Rosa Bruce A, Oh Sookyung, Montgomery Beronda L, Chen Jin, Qin Wensheng
Int J Biochem Mol Biol. 2010;1(1):51-68. Epub 2010 Jun 15.
Computational analysis methods for gene expression data gathered in microarray experiments can be used to identify the functions of previously unstudied genes. While obtaining the expression data is not a difficult task, interpreting and extracting the information from the datasets is challenging. In this study, a knowledge-based approach which identifies and saves important functional genes before filtering based on variability and fold change differences was utilized to study light regulation. Two clustering methods were used to cluster the filtered datasets, and clusters containing a key light regulatory gene were located. The common genes to both of these clusters were identified, and the genes in the common cluster were ranked based on their coexpression to the key gene. This process was repeated for 11 key genes in 3 treatment combinations. The initial filtering method reduced the dataset size from 22,814 probes to an average of 1134 genes, and the resulting common cluster lists contained an average of only 14 genes. These common cluster lists scored higher gene enrichment scores than two individual clustering methods. In addition, the filtering method increased the proportion of light responsive genes in the dataset from 1.8% to 15.2%, and the cluster lists increased this proportion to 18.4%. The relatively short length of these common cluster lists compared to gene groups generated through typical clustering methods or coexpression networks narrows the search for novel functional genes while increasing the likelihood that they are biologically relevant.
微阵列实验中收集的基因表达数据的计算分析方法可用于识别先前未研究基因的功能。

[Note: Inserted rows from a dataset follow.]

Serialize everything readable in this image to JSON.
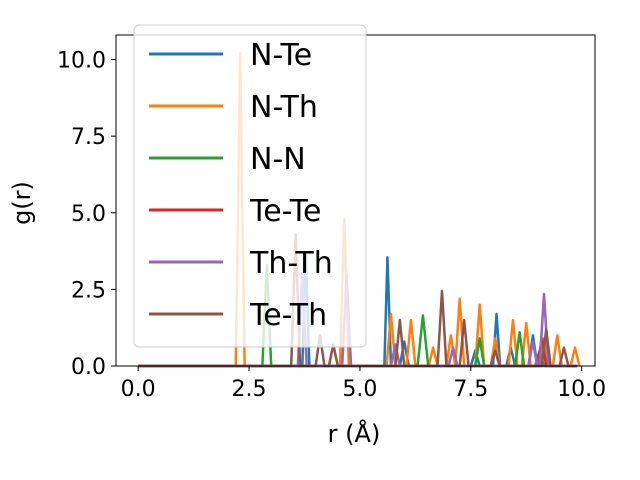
{
  "chart_data": {
    "type": "line",
    "xlabel": "r (Å)",
    "ylabel": "g(r)",
    "xlim": [
      -0.5,
      10.3
    ],
    "ylim": [
      0,
      10.8
    ],
    "xticks": [
      0.0,
      2.5,
      5.0,
      7.5,
      10.0
    ],
    "xtick_labels": [
      "0.0",
      "2.5",
      "5.0",
      "7.5",
      "10.0"
    ],
    "yticks": [
      0.0,
      2.5,
      5.0,
      7.5,
      10.0
    ],
    "ytick_labels": [
      "0.0",
      "2.5",
      "5.0",
      "7.5",
      "10.0"
    ],
    "legend_position": "upper-left",
    "grid": false,
    "series": [
      {
        "name": "N-Te",
        "color": "#1f77b4",
        "x": [
          0.0,
          3.7,
          3.78,
          3.86,
          5.55,
          5.62,
          5.7,
          5.9,
          6.0,
          6.1,
          7.5,
          7.6,
          7.7,
          8.0,
          8.08,
          8.16,
          8.3,
          8.4,
          8.5,
          8.8,
          8.9,
          9.0,
          9.9
        ],
        "y": [
          0.0,
          0.0,
          3.7,
          0.0,
          0.0,
          3.55,
          0.0,
          0.0,
          0.8,
          0.0,
          0.0,
          0.5,
          0.0,
          0.0,
          1.7,
          0.0,
          0.0,
          0.6,
          0.0,
          0.0,
          1.0,
          0.0,
          0.0
        ]
      },
      {
        "name": "N-Th",
        "color": "#ff7f0e",
        "x": [
          0.0,
          2.2,
          2.3,
          2.4,
          4.55,
          4.65,
          4.75,
          5.6,
          5.7,
          5.8,
          6.05,
          6.15,
          6.25,
          6.55,
          6.65,
          6.75,
          6.95,
          7.05,
          7.15,
          7.15,
          7.25,
          7.35,
          7.6,
          7.7,
          7.8,
          7.95,
          8.05,
          8.15,
          8.35,
          8.45,
          8.55,
          8.65,
          8.75,
          8.85,
          9.05,
          9.15,
          9.25,
          9.35,
          9.45,
          9.55,
          9.75,
          9.85,
          9.95
        ],
        "y": [
          0.0,
          0.0,
          10.2,
          0.0,
          0.0,
          4.8,
          0.0,
          0.0,
          1.7,
          0.0,
          0.0,
          1.5,
          0.0,
          0.0,
          0.6,
          0.0,
          0.0,
          1.0,
          0.0,
          0.0,
          2.2,
          0.0,
          0.0,
          2.0,
          0.0,
          0.0,
          0.9,
          0.0,
          0.0,
          1.5,
          0.0,
          0.0,
          1.4,
          0.0,
          0.0,
          0.9,
          0.0,
          0.0,
          1.0,
          0.0,
          0.0,
          0.6,
          0.0
        ]
      },
      {
        "name": "N-N",
        "color": "#2ca02c",
        "x": [
          0.0,
          2.8,
          2.9,
          3.0,
          6.3,
          6.42,
          6.54,
          7.6,
          7.7,
          7.8,
          8.5,
          8.6,
          8.7,
          8.95,
          9.05,
          9.15,
          9.9
        ],
        "y": [
          0.0,
          0.0,
          3.3,
          0.0,
          0.0,
          1.65,
          0.0,
          0.0,
          0.9,
          0.0,
          0.0,
          1.1,
          0.0,
          0.0,
          0.5,
          0.0,
          0.0
        ]
      },
      {
        "name": "Te-Te",
        "color": "#d62728",
        "x": [
          0.0,
          9.0,
          9.1,
          9.2,
          9.9
        ],
        "y": [
          0.0,
          0.0,
          0.9,
          0.0,
          0.0
        ]
      },
      {
        "name": "Th-Th",
        "color": "#9467bd",
        "x": [
          0.0,
          3.6,
          3.7,
          3.8,
          4.6,
          4.7,
          4.8,
          5.7,
          5.8,
          5.9,
          7.0,
          7.1,
          7.2,
          8.8,
          8.9,
          9.0,
          9.05,
          9.15,
          9.25,
          9.9
        ],
        "y": [
          0.0,
          0.0,
          3.0,
          0.0,
          0.0,
          3.0,
          0.0,
          0.0,
          0.7,
          0.0,
          0.0,
          0.6,
          0.0,
          0.0,
          0.8,
          0.0,
          0.0,
          2.35,
          0.0,
          0.0
        ]
      },
      {
        "name": "Te-Th",
        "color": "#8c564b",
        "x": [
          0.0,
          3.45,
          3.55,
          3.65,
          4.0,
          4.1,
          4.2,
          4.3,
          4.4,
          4.5,
          5.8,
          5.9,
          6.0,
          6.75,
          6.85,
          6.95,
          7.25,
          7.35,
          7.45,
          7.95,
          8.05,
          8.15,
          9.1,
          9.2,
          9.3,
          9.5,
          9.6,
          9.7,
          9.9
        ],
        "y": [
          0.0,
          0.0,
          4.3,
          0.0,
          0.0,
          1.0,
          0.0,
          0.0,
          0.7,
          0.0,
          0.0,
          1.5,
          0.0,
          0.0,
          2.45,
          0.0,
          0.0,
          1.5,
          0.0,
          0.0,
          0.5,
          0.0,
          0.0,
          1.2,
          0.0,
          0.0,
          0.6,
          0.0,
          0.0
        ]
      }
    ]
  }
}
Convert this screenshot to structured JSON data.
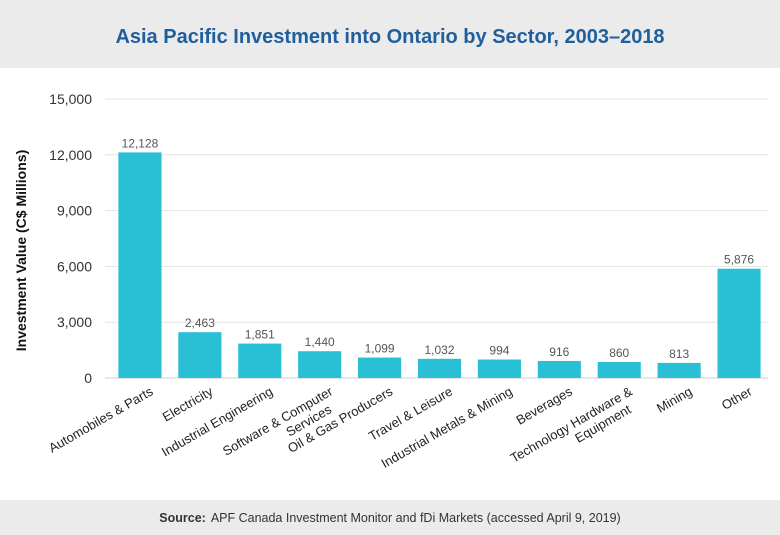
{
  "header": {
    "title": "Asia Pacific Investment into Ontario by Sector, 2003–2018"
  },
  "footer": {
    "source_label": "Source:",
    "source_text": "APF Canada Investment Monitor and fDi Markets (accessed April 9, 2019)"
  },
  "chart_data": {
    "type": "bar",
    "title": "Asia Pacific Investment into Ontario by Sector, 2003–2018",
    "xlabel": "",
    "ylabel": "Investment Value (C$ Millions)",
    "ylim": [
      0,
      15000
    ],
    "yticks": [
      0,
      3000,
      6000,
      9000,
      12000,
      15000
    ],
    "ytick_labels": [
      "0",
      "3,000",
      "6,000",
      "9,000",
      "12,000",
      "15,000"
    ],
    "grid": true,
    "bar_color": "#29c0d6",
    "categories": [
      [
        "Automobiles & Parts"
      ],
      [
        "Electricity"
      ],
      [
        "Industrial Engineering"
      ],
      [
        "Software & Computer",
        "Services"
      ],
      [
        "Oil & Gas Producers"
      ],
      [
        "Travel & Leisure"
      ],
      [
        "Industrial Metals & Mining"
      ],
      [
        "Beverages"
      ],
      [
        "Technology Hardware &",
        "Equipment"
      ],
      [
        "Mining"
      ],
      [
        "Other"
      ]
    ],
    "values": [
      12128,
      2463,
      1851,
      1440,
      1099,
      1032,
      994,
      916,
      860,
      813,
      5876
    ],
    "value_labels": [
      "12,128",
      "2,463",
      "1,851",
      "1,440",
      "1,099",
      "1,032",
      "994",
      "916",
      "860",
      "813",
      "5,876"
    ]
  }
}
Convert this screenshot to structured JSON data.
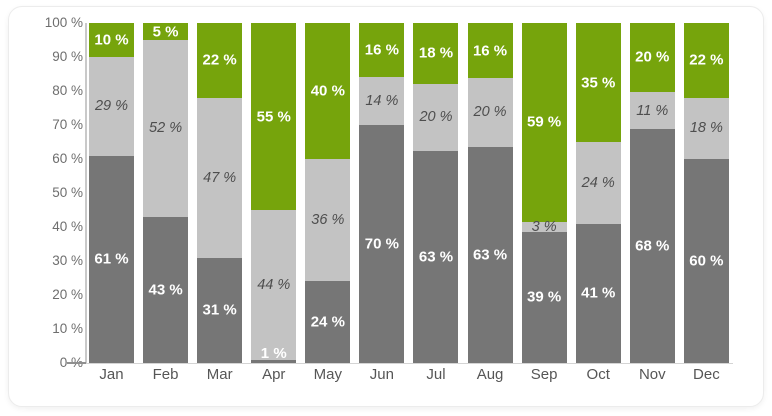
{
  "chart_data": {
    "type": "bar",
    "stacked": true,
    "percent_stacked": true,
    "title": "",
    "xlabel": "",
    "ylabel": "",
    "unit": "%",
    "grid": false,
    "legend": false,
    "ylim": [
      0,
      100
    ],
    "categories": [
      "Jan",
      "Feb",
      "Mar",
      "Apr",
      "May",
      "Jun",
      "Jul",
      "Aug",
      "Sep",
      "Oct",
      "Nov",
      "Dec"
    ],
    "series": [
      {
        "name": "dark-gray",
        "color": "#767676",
        "label_style": "white-bold",
        "values": [
          61,
          43,
          31,
          1,
          24,
          70,
          63,
          63,
          39,
          41,
          68,
          60
        ],
        "labels": [
          "61 %",
          "43 %",
          "31 %",
          "1 %",
          "24 %",
          "70 %",
          "63 %",
          "63 %",
          "39 %",
          "41 %",
          "68 %",
          "60 %"
        ]
      },
      {
        "name": "light-gray",
        "color": "#c3c3c3",
        "label_style": "gray-italic",
        "values": [
          29,
          52,
          47,
          44,
          36,
          14,
          20,
          20,
          3,
          24,
          11,
          18
        ],
        "labels": [
          "29 %",
          "52 %",
          "47 %",
          "44 %",
          "36 %",
          "14 %",
          "20 %",
          "20 %",
          "3 %",
          "24 %",
          "11 %",
          "18 %"
        ]
      },
      {
        "name": "green",
        "color": "#76a40c",
        "label_style": "white-bold",
        "values": [
          10,
          5,
          22,
          55,
          40,
          16,
          18,
          16,
          59,
          35,
          20,
          22
        ],
        "labels": [
          "10 %",
          "5 %",
          "22 %",
          "55 %",
          "40 %",
          "16 %",
          "18 %",
          "16 %",
          "59 %",
          "35 %",
          "20 %",
          "22 %"
        ]
      }
    ],
    "y_ticks": [
      "100 %",
      "90 %",
      "80 %",
      "70 %",
      "60 %",
      "50 %",
      "40 %",
      "30 %",
      "20 %",
      "10 %",
      "0 %"
    ],
    "axis_colors": {
      "axis_line": "#c9c9c9",
      "baseline": "#d4d4d4",
      "zero_tick": "#8f8f8f",
      "y_tick_label": "#6e6e6e",
      "x_label": "#565656"
    }
  }
}
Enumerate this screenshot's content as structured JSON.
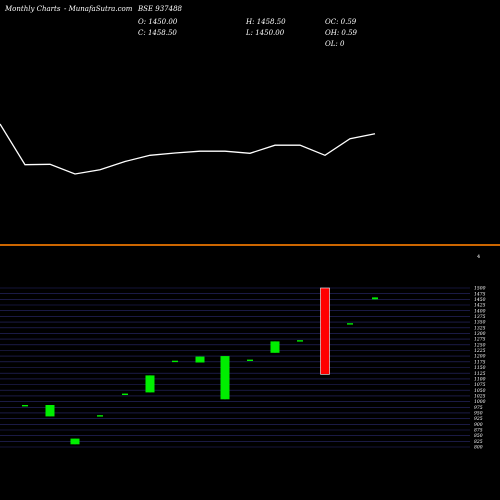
{
  "header": {
    "site": "Monthly Charts",
    "brand": "- MunafaSutra.com",
    "symbol": "BSE 937488",
    "open": "O: 1450.00",
    "close": "C: 1458.50",
    "high": "H: 1458.50",
    "low": "L: 1450.00",
    "oc": "OC: 0.59",
    "oh": "OH: 0.59",
    "ol": "OL: 0"
  },
  "colors": {
    "background": "#000000",
    "line": "#ffffff",
    "separator": "#cc6600",
    "grid": "#2a2a6e",
    "up": "#00ee00",
    "down": "#ff0000"
  },
  "chart_data": [
    {
      "type": "line",
      "description_role": "upper indicator line",
      "values": [
        1500,
        1256,
        1258,
        1200,
        1225,
        1275,
        1312,
        1326,
        1337,
        1337,
        1324,
        1373,
        1373,
        1312,
        1412,
        1442
      ],
      "ylim": [
        1000,
        1800
      ]
    },
    {
      "type": "candlestick",
      "marker": "4",
      "y_ticks": [
        800,
        825,
        850,
        875,
        900,
        925,
        950,
        975,
        1000,
        1025,
        1050,
        1075,
        1100,
        1125,
        1150,
        1175,
        1200,
        1225,
        1250,
        1275,
        1300,
        1325,
        1350,
        1375,
        1400,
        1425,
        1450,
        1475,
        1500
      ],
      "ylim": [
        800,
        1500
      ],
      "candles": [
        {
          "open": 985,
          "close": 985,
          "high": 985,
          "low": 985
        },
        {
          "open": 935,
          "close": 985,
          "high": 985,
          "low": 935
        },
        {
          "open": 812,
          "close": 837,
          "high": 837,
          "low": 812
        },
        {
          "open": 935,
          "close": 940,
          "high": 940,
          "low": 935
        },
        {
          "open": 1032,
          "close": 1035,
          "high": 1035,
          "low": 1032
        },
        {
          "open": 1040,
          "close": 1115,
          "high": 1115,
          "low": 1040
        },
        {
          "open": 1180,
          "close": 1180,
          "high": 1180,
          "low": 1180
        },
        {
          "open": 1172,
          "close": 1198,
          "high": 1198,
          "low": 1172
        },
        {
          "open": 1010,
          "close": 1200,
          "high": 1200,
          "low": 1010
        },
        {
          "open": 1185,
          "close": 1185,
          "high": 1185,
          "low": 1185
        },
        {
          "open": 1215,
          "close": 1265,
          "high": 1265,
          "low": 1215
        },
        {
          "open": 1270,
          "close": 1270,
          "high": 1270,
          "low": 1270
        },
        {
          "open": 1500,
          "close": 1120,
          "high": 1500,
          "low": 1120
        },
        {
          "open": 1345,
          "close": 1345,
          "high": 1345,
          "low": 1345
        },
        {
          "open": 1450,
          "close": 1458.5,
          "high": 1458.5,
          "low": 1450
        }
      ]
    }
  ]
}
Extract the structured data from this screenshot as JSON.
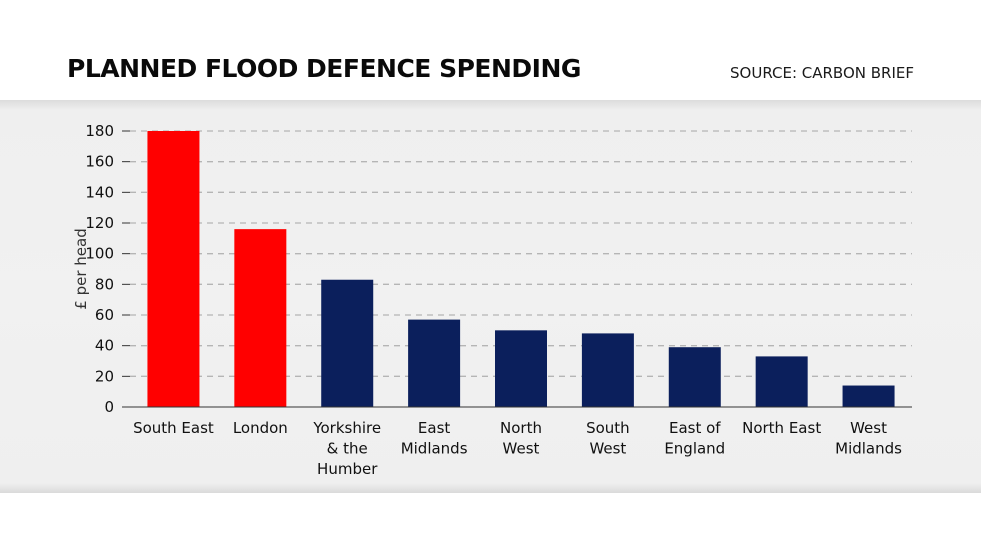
{
  "header": {
    "title": "PLANNED FLOOD DEFENCE SPENDING",
    "source": "SOURCE: CARBON BRIEF"
  },
  "colors": {
    "highlight": "#ff0000",
    "base": "#0b1f5c",
    "grid": "#b5b5b5"
  },
  "chart_data": {
    "type": "bar",
    "title": "PLANNED FLOOD DEFENCE SPENDING",
    "xlabel": "",
    "ylabel": "£ per head",
    "ylim": [
      0,
      180
    ],
    "yticks": [
      0,
      20,
      40,
      60,
      80,
      100,
      120,
      140,
      160,
      180
    ],
    "grid": true,
    "categories": [
      [
        "South East"
      ],
      [
        "London"
      ],
      [
        "Yorkshire",
        "& the",
        "Humber"
      ],
      [
        "East",
        "Midlands"
      ],
      [
        "North",
        "West"
      ],
      [
        "South",
        "West"
      ],
      [
        "East of",
        "England"
      ],
      [
        "North East"
      ],
      [
        "West",
        "Midlands"
      ]
    ],
    "values": [
      180,
      116,
      83,
      57,
      50,
      48,
      39,
      33,
      14
    ],
    "highlighted": [
      true,
      true,
      false,
      false,
      false,
      false,
      false,
      false,
      false
    ]
  }
}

虽然获取表达数据并非难事,但从数据集中解释和提取信息却具有挑战性。在本研究中,一种基于知识的方法被用于研究光调节,该方法在基于变异性和倍数变化差异进行过滤之前,先识别并保存重要的功能基因。使用两种聚类方法对过滤后的数据集进行聚类,并定位包含关键光调节基因的簇。确定了这两个簇的共同基因,并根据它们与关键基因的共表达对共同簇中的基因进行排序。对3种处理组合中的11个关键基因重复了这一过程。初始过滤方法将数据集大小从22,814个探针减少到平均1134个基因,最终得到的共同簇列表平均仅包含14个基因。这些共同簇列表的基因富集分数高于两种单独的聚类方法。此外,过滤方法将数据集中光响应基因的比例从1.8%提高到15.2%,而簇列表将这一比例提高到18.4%。与通过典型聚类方法或共表达网络生成的基因组相比,这些共同簇列表的长度相对较短,这在增加新功能基因与生物学相关性可能性的同时,缩小了对新功能基因的搜索范围。